Walkway at the Camden Town Farm
I was recently walking across the Nepean River floodplain past meadows of swaying waist-high grass on a local walkway that brought to mind the 1805 description of the Cowpastures by Governor King. Atkinson writes
The first Europeans looked about with pleasure at the luxuriant grass that covered both the flats and the low hills. The flats seemed best for cattle…the trees were sparse.
The trees were certainly sparse on my walk, yet the cattle in the adjacent paddock proved the fulfillment of the observations of the early Europeans.
The cattle I saw were polled hornless black cattle which were markedly different from the horned-South African cattle which made the Nepean River floodplain their home in 1788 after they escaped from Bennelong Point in Sydney Town. They became the wild cattle of the Cowpastures.
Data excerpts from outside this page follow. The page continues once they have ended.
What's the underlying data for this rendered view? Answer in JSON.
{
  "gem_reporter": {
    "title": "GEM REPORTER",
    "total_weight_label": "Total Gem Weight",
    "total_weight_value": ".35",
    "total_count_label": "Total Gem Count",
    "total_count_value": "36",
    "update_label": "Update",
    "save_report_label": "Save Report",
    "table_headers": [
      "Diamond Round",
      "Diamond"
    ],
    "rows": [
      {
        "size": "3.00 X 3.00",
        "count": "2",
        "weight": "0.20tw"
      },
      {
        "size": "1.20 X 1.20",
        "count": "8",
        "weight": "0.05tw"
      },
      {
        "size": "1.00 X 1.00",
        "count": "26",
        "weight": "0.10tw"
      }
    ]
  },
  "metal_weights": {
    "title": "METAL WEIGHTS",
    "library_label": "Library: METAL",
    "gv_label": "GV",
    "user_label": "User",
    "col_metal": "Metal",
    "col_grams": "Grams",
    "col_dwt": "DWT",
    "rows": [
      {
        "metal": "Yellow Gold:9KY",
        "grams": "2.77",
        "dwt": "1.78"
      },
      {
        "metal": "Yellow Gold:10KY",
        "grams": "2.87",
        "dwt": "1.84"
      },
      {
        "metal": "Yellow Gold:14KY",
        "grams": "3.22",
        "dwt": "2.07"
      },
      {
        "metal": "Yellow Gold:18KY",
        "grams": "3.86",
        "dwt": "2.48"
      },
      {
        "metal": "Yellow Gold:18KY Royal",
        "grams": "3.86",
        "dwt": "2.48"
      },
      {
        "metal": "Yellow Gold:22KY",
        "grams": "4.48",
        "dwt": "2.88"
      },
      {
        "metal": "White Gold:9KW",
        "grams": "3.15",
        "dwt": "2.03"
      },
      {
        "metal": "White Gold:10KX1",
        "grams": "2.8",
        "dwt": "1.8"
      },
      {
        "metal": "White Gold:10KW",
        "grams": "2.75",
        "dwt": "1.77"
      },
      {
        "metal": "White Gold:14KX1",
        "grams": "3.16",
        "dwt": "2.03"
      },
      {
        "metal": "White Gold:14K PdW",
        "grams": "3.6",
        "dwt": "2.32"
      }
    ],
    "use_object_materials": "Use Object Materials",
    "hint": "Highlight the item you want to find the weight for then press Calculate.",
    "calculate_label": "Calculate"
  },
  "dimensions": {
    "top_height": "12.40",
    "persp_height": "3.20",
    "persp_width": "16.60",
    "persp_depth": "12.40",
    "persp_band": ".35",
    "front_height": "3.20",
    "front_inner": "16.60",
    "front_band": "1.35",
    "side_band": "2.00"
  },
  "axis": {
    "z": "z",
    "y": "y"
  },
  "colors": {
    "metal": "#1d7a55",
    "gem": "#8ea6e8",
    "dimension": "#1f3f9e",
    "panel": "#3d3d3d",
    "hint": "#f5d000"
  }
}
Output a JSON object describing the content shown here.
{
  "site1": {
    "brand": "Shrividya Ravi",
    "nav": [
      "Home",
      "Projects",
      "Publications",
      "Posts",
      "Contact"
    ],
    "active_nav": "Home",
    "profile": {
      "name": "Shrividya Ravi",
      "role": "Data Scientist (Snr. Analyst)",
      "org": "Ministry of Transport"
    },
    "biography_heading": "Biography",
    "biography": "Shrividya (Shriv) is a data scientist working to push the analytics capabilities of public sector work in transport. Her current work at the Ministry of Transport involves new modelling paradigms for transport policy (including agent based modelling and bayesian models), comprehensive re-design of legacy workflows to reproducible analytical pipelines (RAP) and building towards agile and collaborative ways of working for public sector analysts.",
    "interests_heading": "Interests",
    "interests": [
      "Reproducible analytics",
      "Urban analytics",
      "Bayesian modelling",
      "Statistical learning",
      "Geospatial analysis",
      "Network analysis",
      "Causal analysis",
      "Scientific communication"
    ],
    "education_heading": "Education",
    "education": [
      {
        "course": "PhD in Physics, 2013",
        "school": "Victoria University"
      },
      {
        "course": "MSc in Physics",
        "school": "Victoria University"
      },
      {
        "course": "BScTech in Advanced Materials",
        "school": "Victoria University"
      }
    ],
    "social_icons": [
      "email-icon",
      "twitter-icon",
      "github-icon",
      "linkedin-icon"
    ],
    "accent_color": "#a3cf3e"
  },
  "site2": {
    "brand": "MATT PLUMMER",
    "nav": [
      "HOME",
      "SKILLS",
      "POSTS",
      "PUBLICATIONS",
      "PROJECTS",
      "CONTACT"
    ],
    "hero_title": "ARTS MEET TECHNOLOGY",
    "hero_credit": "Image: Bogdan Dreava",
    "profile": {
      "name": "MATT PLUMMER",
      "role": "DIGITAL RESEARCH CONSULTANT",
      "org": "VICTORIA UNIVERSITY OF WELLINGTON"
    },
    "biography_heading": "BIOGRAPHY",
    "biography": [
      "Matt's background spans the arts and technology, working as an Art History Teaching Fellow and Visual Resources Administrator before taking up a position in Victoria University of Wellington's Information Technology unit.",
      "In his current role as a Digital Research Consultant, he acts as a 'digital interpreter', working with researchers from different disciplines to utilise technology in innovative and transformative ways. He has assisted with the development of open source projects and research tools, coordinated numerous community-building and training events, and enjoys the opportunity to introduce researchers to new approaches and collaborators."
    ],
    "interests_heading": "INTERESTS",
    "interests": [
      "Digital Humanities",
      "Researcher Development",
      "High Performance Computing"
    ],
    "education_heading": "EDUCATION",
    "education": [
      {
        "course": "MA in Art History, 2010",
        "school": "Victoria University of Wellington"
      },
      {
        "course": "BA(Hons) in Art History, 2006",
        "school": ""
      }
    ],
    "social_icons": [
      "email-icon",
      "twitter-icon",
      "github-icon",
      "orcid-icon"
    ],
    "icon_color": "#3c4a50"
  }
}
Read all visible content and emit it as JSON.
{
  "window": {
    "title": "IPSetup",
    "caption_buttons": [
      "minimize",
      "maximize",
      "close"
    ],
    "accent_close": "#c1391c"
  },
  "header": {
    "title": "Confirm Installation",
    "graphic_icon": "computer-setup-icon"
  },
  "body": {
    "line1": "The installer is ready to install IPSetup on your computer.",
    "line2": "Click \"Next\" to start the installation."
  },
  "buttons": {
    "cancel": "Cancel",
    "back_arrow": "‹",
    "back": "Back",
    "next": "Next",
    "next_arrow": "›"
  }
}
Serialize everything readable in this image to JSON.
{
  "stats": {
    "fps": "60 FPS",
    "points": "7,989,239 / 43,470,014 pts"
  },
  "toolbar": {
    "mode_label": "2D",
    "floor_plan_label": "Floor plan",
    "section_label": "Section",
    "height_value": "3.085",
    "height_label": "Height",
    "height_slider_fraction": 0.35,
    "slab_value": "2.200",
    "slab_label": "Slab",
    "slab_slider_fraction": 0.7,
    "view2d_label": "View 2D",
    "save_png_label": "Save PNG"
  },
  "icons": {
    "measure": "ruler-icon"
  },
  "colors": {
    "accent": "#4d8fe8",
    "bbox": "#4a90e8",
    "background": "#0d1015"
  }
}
The beauty of the landscape hints at the management skills of the original inhabitants the area -the Dharawal – who understood this country well.
This is the landscape that characterises the recently opened Miss Lewella Davies Memorial Walkway which weaves its way across the Nepean River flats on the western side of Camden’s township historic town centre.
Layers of meaning within the landscape
Walking the ground is an important way for a historian to empathise the subtleties of the landscape and the layers of meaning that are buried within it.
The walkway is located in the original Cowpastures named Governor Hunter in 1796, which was then declared a government reserve in 1803 by Governor King. Just like an English reserved King banned any unauthorised entry south of the Nepean River to stop poaching of the wild cattle. Just like the ‘keep out’ signs in the cattle paddocks today.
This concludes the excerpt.